= Malcolm Bruce Smith =

Malcolm Bruce Smith (29 February 1924 – 27 July 2000) was an Australian chemist who studied the egg protein ovalbumin. He described the formation of S-ovalbumin from the native form (R-ovalbumin) as the pH of eggs rises over time.

Smith was raised and attended schools in Angaston and Nuriootpa in South Australia. He won Country Scholarship to study Industrial Chemistry at the South Australian School of Mines in Adelaide. His studies were interrupted by World War II, when he was recruited to a laboratory position by the Munitions Department.

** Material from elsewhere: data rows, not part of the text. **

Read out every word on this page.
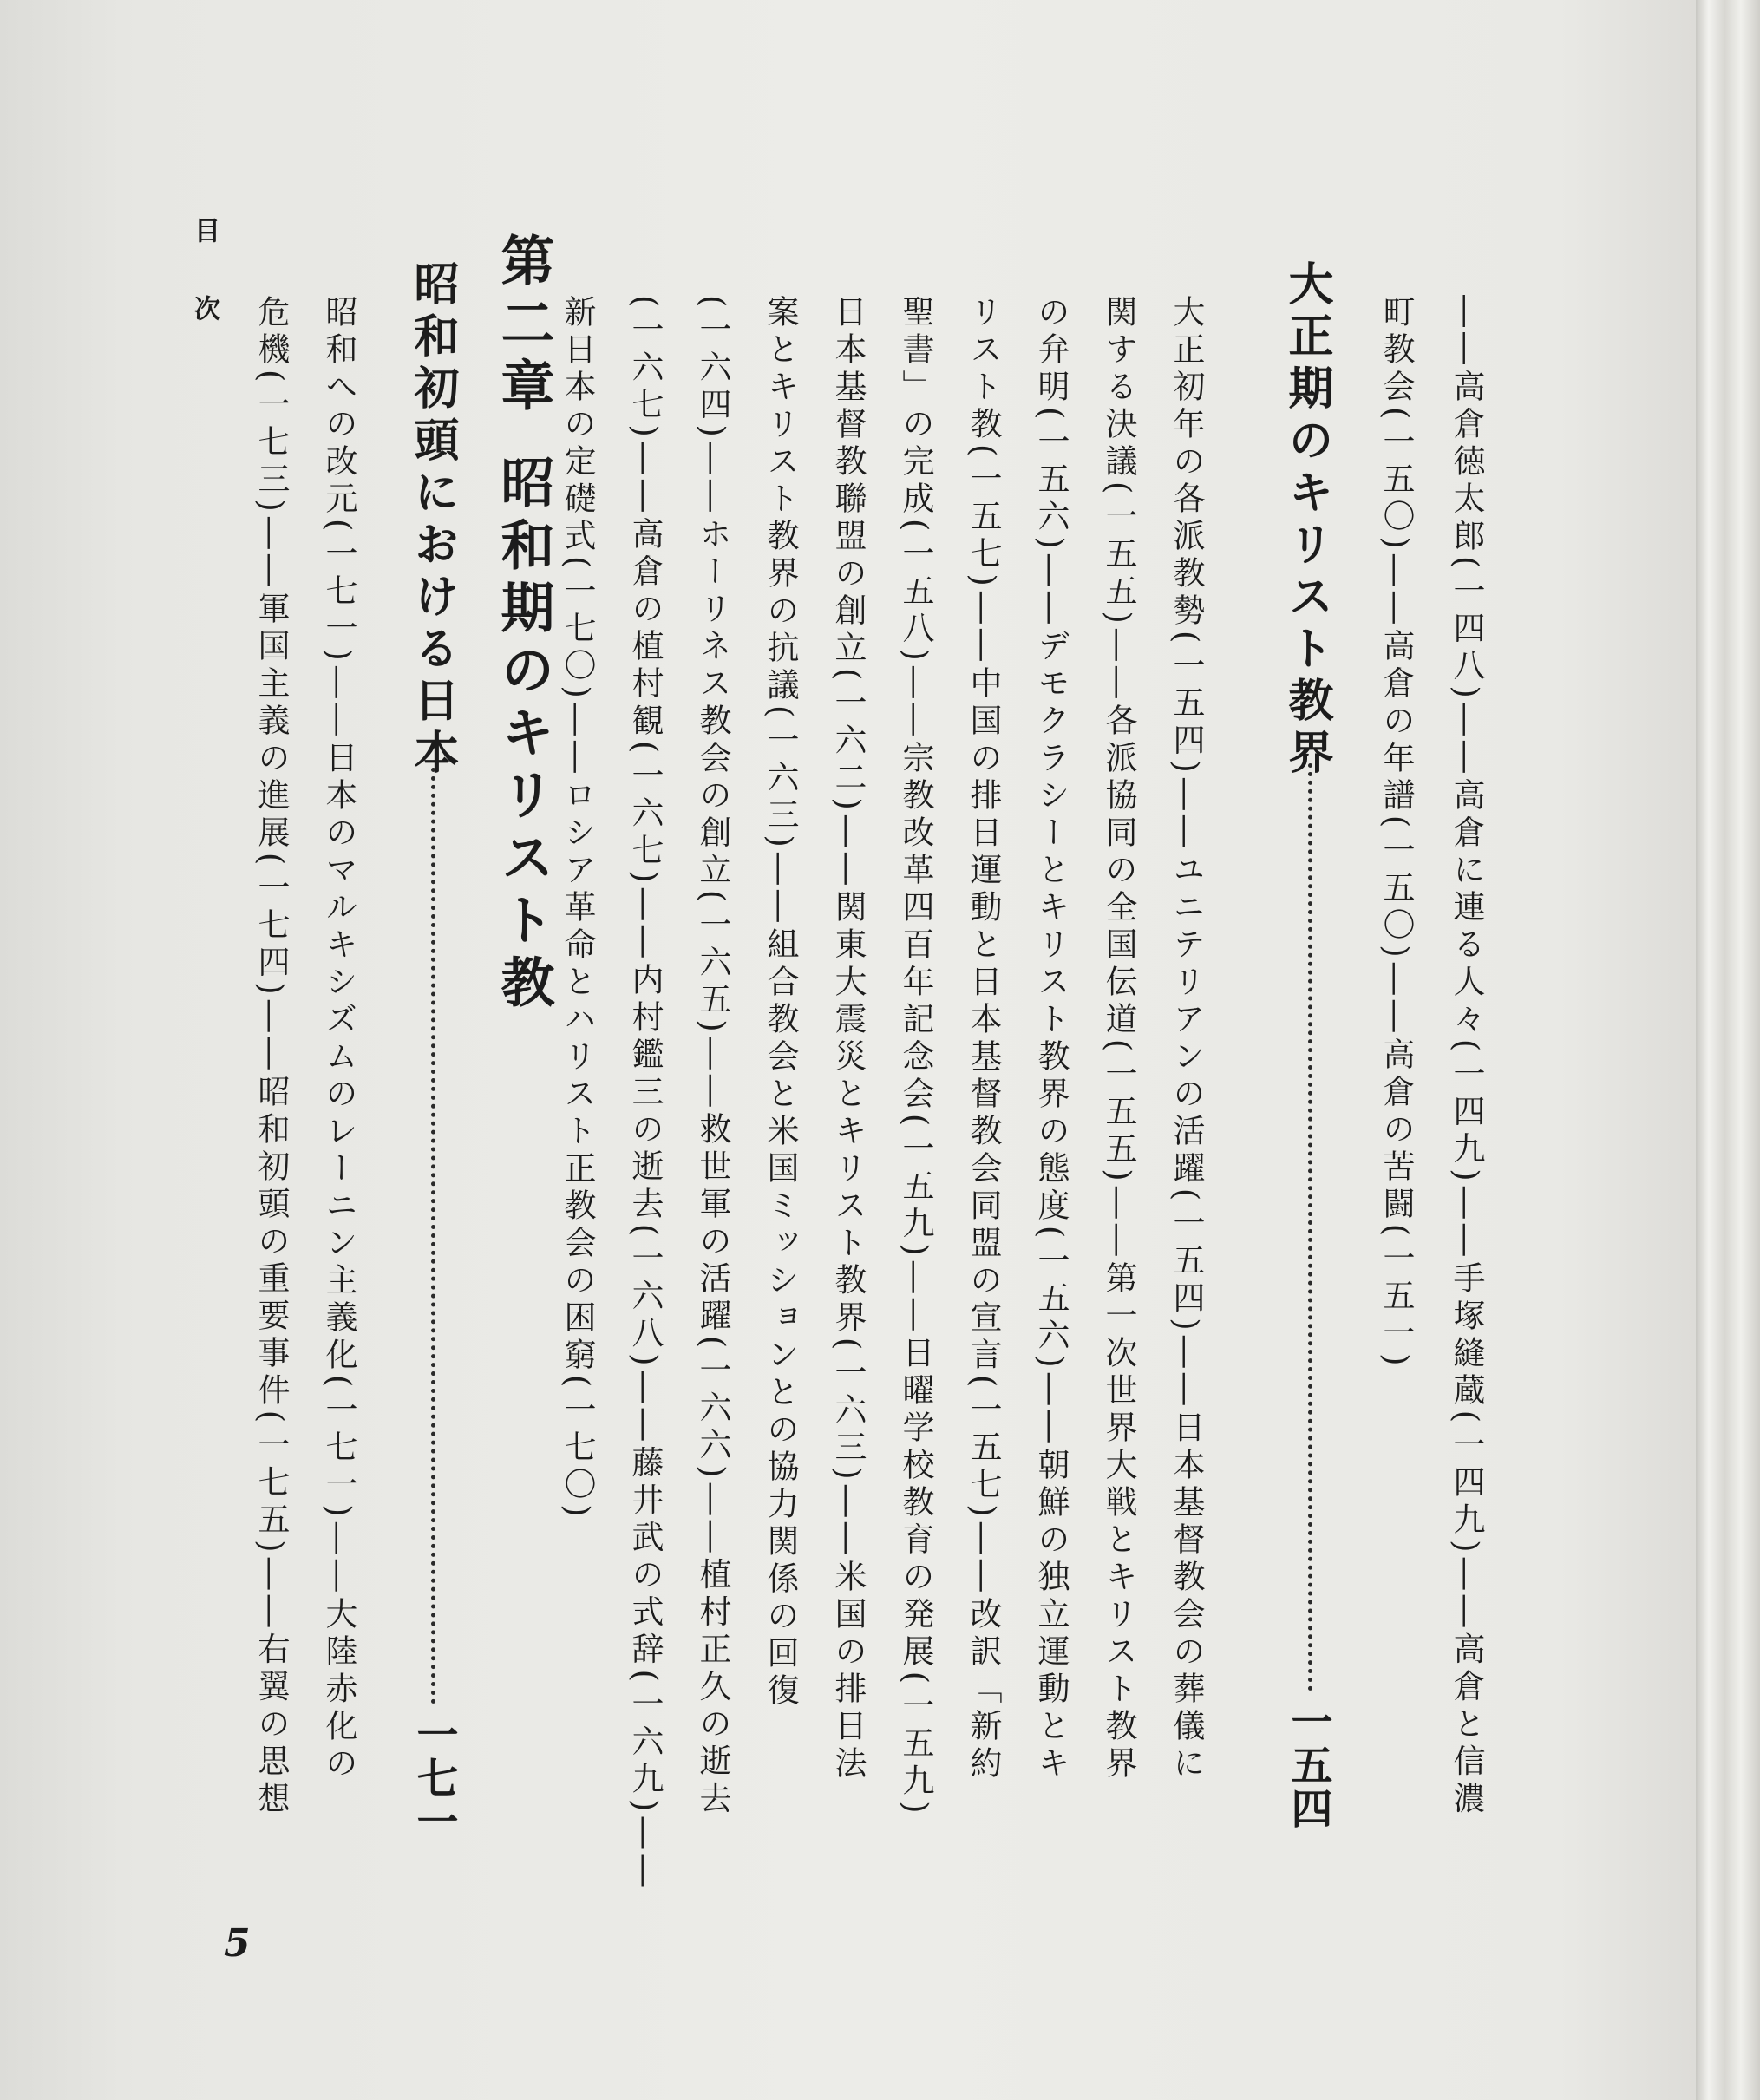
――高倉徳太郎(一四八)――高倉に連る人々(一四九)――手塚縫蔵(一四九)――高倉と信濃
町教会(一五〇)――高倉の年譜(一五〇)――高倉の苦闘(一五一)
大正期のキリスト教界
一五四
大正初年の各派教勢(一五四)――ユニテリアンの活躍(一五四)――日本基督教会の葬儀に
関する決議(一五五)――各派協同の全国伝道(一五五)――第一次世界大戦とキリスト教界
の弁明(一五六)――デモクラシーとキリスト教界の態度(一五六)――朝鮮の独立運動とキ
リスト教(一五七)――中国の排日運動と日本基督教会同盟の宣言(一五七)――改訳「新約
聖書」の完成(一五八)――宗教改革四百年記念会(一五九)――日曜学校教育の発展(一五九)
日本基督教聯盟の創立(一六二)――関東大震災とキリスト教界(一六三)――米国の排日法
案とキリスト教界の抗議(一六三)――組合教会と米国ミッションとの協力関係の回復
(一六四)――ホーリネス教会の創立(一六五)――救世軍の活躍(一六六)――植村正久の逝去
(一六七)――高倉の植村観(一六七)――内村鑑三の逝去(一六八)――藤井武の式辞(一六九)――
新日本の定礎式(一七〇)――ロシア革命とハリスト正教会の困窮(一七〇)
第二章昭和期のキリスト教
昭和初頭における日本
一七一
昭和への改元(一七一)――日本のマルキシズムのレーニン主義化(一七一)――大陸赤化の
危機(一七三)――軍国主義の進展(一七四)――昭和初頭の重要事件(一七五)――右翼の思想
目次
5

After some years working for a public analyst in Adelaide, C.A.Smythe & Co, he was engaged by the Australian Council for Scientific and Industrial Research (later renamed the C.S.I.R.O) as a Technical Officer at the Division of Food Preservation and Transport in Sydney. Smith remained in this employment until retiring on 29 February 1984 from the position of Principal Research Scientist at the then named Division of Food Research.

Smith was co-author of a history of his Division, published in 1979. He was awarded degrees of BSc and MSc at the University of New South Wales in 1956 and 1959, and was awarded the degree of Doctor of Science by that University in 1980. His discourse discussed his published research into 'Physico-Chemical Studies on Proteins, with Particular Reference to the Structure and Stability of Egg Proteins.'

Smith married Josephine Lucy in Adelaide in 1945, and had two daughters and two sons. He died from diffuse lewy body disease in 2000.